Если надо объяснять, то — не надо!.. Допускаю, что я ошибся, и ты — не та, кого я видел там: обнимающую себя, с надломленной улыбкой. Но если вдруг…, думаю — ты меня поймешь.
Яир В.
7 апреля
Мирьям, здравствуй,
с тех пор, как получил твое письмо, я ничего не могу делать — не работаю, не живу, только мысленно бегаю вокруг тебя, крича твое имя, и, будь ты здесь сейчас, я бы обнял тебя изо всех сил, и мы оба растворились бы во всем том, что в эту минуту рвется из меня к тебе навстречу (не бойся, я не так силен!). Обещаю, что отвечу на все твои вопросы, — самые честные ответы полагаются тебе за то, что ты написала, и за то, что вообще ответила! Что согласилась! Что не испугалась моего сдержанно-самоубийственного письма (от него у меня на внутренней поверхности щек остались глубокие следы зубов). Но, прежде всего, хочу напомнить, как мы на самом деле встретились… (Ты ответила! Всего через день! Не посмеялась над психом, который вдруг «раскололся» перед тобой!)…, я не имею в виду ту встречу в школе на прошлой неделе, она принадлежит реальности; какое нам дело до реальности, разве найдется в ней место для нас?
…С чего начать? Если бы можно было начать со всего сразу… (о, это внезапное чувство, что в каждом слове так много лишних букв, правда? Будто кто-то на кончике пера превращает иврит во французский… Не представлял, что так трудно будет объяснить, превратить это чувство в слова.) Ты пишешь, что я напоминаю тебе человека в сапогах-скороходах. О, если бы только можно было миновать этапы «объяснений» и «здравого смысла», чтобы ты узнала все сразу, целиком меня всего, а я, открыв глаза, — увидел бы твою улыбку и услышал: «Всё хорошо, можно начинать» (Здесь я прервусь. Чувствую, что каждое новое слово только все портит. Теперь твоя очередь).
Яир
7 апреля
(Еще только несколько слов). Отправив письмо, я вернулся, но не успокоился, да и кому нужен покой; слушай, Мирьям, не обращай ты внимания на идиота, который с самого утра не может сдержать улыбку, и который от счастья хотел бы сейчас же, не медля, не просто раздеться, но и вовсе освободиться от эпидермиса, от всего и встать перед тобой совсем раскрытым до самого белого зернышка души. Если бы я мог нарисовать, или прореветь, проржать, пролаять, да даже просвистеть тебе то, что захлестывает меня. Помню, как лет в двадцать примерно я искал способ стать одним из тридцати шести праведников[1], но только на светский манер. Я планировал, как хотя бы раз в неделю буду садиться в автобусе позади одинокой женщины, (лучше, конечно, чтобы это была женщина в черной одежде вдовы, но выбирать не приходится), и, невидимый для нее, буду тихонько насвистывать мелодию, полную любви. И мелодия, блуждая в самых потаенных извилинах её уха, коснется всего, что в ней уснуло, отчаялось, застыло…
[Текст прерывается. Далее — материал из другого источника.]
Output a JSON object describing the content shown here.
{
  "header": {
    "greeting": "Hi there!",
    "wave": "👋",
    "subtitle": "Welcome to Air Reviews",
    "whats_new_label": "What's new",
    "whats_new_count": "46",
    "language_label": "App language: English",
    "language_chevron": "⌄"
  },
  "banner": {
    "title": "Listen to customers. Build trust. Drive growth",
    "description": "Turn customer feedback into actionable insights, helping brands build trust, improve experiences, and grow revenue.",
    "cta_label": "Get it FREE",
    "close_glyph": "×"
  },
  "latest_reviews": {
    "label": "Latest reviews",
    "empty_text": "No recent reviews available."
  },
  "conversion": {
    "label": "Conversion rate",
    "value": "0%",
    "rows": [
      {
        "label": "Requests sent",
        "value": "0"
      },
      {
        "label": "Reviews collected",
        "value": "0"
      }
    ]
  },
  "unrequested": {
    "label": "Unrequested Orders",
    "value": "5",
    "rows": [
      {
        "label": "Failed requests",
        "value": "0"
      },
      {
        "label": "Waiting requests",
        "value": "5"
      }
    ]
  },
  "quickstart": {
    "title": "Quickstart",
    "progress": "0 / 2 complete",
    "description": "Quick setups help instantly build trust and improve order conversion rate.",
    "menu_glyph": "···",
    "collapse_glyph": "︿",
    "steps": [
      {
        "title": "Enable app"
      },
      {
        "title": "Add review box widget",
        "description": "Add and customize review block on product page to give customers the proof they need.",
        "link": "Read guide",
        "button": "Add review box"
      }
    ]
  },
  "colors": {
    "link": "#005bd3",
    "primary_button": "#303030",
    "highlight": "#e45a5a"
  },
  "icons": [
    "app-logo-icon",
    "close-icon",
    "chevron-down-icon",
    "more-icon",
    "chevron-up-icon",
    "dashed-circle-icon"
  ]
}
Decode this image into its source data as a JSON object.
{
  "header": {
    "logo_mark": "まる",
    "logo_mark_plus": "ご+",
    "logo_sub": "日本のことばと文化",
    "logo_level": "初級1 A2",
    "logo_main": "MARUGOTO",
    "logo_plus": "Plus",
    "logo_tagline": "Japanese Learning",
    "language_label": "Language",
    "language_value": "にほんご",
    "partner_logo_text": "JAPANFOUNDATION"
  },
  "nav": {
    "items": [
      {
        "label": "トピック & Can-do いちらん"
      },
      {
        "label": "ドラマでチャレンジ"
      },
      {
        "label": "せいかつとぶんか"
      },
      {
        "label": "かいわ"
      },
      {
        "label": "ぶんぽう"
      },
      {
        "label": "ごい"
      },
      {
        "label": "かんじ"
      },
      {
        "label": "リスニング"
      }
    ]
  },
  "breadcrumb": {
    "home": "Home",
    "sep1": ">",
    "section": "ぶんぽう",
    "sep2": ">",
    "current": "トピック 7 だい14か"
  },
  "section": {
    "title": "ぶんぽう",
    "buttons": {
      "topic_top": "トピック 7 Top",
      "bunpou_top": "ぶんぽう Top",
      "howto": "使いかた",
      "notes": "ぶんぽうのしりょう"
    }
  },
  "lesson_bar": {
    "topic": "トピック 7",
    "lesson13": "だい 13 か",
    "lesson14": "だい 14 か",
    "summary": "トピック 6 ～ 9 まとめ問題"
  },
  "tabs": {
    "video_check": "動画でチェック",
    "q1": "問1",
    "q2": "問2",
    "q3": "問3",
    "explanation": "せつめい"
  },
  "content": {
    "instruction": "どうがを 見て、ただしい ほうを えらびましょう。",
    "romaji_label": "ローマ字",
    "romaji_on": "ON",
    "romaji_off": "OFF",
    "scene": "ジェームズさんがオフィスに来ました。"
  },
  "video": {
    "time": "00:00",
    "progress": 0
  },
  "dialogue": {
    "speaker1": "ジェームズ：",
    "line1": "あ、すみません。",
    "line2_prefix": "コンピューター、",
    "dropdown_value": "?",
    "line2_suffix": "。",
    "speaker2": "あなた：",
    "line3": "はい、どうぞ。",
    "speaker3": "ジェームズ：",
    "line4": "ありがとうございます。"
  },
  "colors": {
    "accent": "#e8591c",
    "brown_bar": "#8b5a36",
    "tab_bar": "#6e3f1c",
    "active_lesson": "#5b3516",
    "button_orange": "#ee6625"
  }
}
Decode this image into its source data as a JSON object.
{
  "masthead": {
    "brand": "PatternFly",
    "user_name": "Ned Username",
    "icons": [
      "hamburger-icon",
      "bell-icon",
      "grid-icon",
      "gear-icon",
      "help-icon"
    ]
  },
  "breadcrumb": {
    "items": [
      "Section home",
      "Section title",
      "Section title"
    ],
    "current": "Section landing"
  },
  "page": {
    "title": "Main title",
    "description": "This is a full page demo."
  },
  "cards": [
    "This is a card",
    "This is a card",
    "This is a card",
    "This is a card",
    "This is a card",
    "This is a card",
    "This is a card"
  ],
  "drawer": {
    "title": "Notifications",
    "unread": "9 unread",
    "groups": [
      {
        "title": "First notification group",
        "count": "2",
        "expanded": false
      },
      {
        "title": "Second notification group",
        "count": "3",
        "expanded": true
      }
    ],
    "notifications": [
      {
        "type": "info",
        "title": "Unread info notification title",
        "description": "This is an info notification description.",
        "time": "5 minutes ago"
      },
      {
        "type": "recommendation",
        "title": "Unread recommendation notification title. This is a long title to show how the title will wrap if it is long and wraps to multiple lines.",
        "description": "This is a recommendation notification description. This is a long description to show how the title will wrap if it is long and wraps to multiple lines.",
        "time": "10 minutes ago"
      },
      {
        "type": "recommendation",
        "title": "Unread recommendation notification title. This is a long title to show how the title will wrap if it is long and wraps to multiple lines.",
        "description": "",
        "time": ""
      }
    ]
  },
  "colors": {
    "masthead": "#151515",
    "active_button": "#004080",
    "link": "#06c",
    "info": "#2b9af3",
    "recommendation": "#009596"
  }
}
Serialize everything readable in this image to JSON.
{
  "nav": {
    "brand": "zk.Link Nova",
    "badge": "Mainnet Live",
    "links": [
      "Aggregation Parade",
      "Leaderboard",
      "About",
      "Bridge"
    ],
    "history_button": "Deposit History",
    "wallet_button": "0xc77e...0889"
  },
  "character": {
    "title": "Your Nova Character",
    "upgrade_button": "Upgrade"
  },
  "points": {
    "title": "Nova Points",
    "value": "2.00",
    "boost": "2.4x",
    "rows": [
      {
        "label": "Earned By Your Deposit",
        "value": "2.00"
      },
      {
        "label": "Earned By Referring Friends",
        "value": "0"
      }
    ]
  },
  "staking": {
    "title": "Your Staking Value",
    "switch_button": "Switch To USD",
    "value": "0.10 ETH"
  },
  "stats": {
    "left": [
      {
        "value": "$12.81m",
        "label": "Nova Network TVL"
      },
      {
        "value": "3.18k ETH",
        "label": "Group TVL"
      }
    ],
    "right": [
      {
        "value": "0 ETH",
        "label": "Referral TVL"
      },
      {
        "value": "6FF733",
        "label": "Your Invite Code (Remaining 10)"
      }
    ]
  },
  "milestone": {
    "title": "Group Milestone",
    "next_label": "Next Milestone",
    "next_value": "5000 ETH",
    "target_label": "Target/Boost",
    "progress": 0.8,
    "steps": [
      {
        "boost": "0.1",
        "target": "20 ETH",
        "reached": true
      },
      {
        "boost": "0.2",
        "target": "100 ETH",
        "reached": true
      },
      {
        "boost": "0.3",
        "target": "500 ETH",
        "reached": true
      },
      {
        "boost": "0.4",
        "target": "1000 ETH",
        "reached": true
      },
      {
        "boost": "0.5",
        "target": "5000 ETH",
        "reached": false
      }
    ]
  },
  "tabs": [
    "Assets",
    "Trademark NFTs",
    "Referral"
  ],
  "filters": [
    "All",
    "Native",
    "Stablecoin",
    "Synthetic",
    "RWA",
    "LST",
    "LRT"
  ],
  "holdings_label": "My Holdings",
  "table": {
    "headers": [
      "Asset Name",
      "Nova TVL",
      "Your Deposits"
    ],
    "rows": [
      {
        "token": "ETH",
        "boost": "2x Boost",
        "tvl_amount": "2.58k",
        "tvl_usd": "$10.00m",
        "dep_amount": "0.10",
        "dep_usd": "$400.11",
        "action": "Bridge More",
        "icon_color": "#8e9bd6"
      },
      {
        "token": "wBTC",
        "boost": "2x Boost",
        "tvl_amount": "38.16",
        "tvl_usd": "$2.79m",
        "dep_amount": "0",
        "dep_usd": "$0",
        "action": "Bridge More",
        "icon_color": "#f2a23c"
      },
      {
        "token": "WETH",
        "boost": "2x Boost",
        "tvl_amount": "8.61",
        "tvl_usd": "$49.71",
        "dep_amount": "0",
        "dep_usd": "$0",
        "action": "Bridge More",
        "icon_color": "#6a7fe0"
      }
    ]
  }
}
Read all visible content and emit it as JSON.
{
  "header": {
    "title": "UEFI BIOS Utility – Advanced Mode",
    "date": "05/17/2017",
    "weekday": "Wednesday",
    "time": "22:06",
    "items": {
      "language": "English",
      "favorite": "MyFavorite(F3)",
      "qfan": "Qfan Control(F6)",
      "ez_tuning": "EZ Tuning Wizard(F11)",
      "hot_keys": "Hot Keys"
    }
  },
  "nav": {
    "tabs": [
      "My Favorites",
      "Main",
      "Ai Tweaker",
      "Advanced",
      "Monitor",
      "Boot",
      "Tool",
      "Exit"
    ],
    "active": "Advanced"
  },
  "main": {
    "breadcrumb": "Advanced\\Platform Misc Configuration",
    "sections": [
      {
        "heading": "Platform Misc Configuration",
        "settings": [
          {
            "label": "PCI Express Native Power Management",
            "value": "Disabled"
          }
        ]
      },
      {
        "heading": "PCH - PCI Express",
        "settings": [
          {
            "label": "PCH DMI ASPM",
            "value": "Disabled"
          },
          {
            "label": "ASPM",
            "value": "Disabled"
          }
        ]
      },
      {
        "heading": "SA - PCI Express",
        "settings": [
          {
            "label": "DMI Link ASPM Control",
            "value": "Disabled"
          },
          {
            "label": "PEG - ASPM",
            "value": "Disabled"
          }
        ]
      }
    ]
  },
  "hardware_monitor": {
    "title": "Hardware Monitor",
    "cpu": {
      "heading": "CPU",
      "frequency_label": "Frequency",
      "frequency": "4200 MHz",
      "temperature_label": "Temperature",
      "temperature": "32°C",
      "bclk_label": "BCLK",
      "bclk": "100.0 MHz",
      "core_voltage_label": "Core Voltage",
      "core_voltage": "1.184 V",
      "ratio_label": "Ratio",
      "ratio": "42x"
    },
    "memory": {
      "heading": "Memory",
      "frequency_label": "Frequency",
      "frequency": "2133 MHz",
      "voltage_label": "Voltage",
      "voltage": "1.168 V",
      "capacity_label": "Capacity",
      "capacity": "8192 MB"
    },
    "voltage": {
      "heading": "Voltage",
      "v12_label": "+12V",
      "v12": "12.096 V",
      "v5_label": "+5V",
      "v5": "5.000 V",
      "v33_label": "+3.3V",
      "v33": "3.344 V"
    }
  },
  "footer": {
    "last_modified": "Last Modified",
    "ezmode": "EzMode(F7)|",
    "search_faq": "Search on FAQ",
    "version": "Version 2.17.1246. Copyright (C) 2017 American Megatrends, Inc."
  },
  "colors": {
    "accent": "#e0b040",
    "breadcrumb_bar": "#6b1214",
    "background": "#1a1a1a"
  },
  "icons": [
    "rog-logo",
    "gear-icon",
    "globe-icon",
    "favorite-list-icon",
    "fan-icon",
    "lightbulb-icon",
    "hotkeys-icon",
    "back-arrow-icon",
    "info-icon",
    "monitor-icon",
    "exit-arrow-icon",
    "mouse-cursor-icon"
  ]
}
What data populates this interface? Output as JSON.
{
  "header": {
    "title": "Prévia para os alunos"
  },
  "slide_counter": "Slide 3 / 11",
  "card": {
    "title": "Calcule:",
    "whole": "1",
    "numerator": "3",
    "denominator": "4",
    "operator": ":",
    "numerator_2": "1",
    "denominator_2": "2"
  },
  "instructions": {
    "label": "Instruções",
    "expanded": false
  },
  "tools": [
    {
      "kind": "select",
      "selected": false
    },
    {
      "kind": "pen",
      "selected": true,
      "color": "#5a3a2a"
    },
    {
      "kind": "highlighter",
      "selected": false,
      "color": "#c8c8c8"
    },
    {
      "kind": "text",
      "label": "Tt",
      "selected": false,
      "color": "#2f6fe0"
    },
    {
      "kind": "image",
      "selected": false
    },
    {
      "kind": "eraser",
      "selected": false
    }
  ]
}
Нет, меня совсем не пугает, что мы чужие друг другу. Наоборот, конечно же, наоборот — скажи, есть ли что-либо более привлекательное, чем потрясающая возможность отдать самое дорогое, (тайну ли, слабость, а может быть просьбу, такую же необоснованную, как та, с которой я к тебе обратился), в совершенно чужие руки (именно в чужие!), и мучиться от стыда, что соблазнился такой призрачной иллюзией, — во мне вообще есть эта склонность к нищенству — и так три дня и три ночи, минуту за минутой, как в карцере или в западне, и, когда я уже был готов отступить, вздорно, самоуничижительно и мрачно, вдруг — твоя спасительная белая рука…
Ты, видимо, не понимаешь, что меня так взволновало; это всё — твоё письмо такое теплое и лучистое, и особенно постскриптум (всего лишь одна строчка); для меня это было подобно твоему приходу: взяла за руку и вывела из тени на свет так просто, как будто это совершенно естественно — сделать такое для чужого человека.
(Ну вот, волна холода. Но почему теперь, в эту самую минуту? Потому что мне хорошо? Холод поднимается из живота, под сердцем — некий холодный кулак. Будьте знакомы!)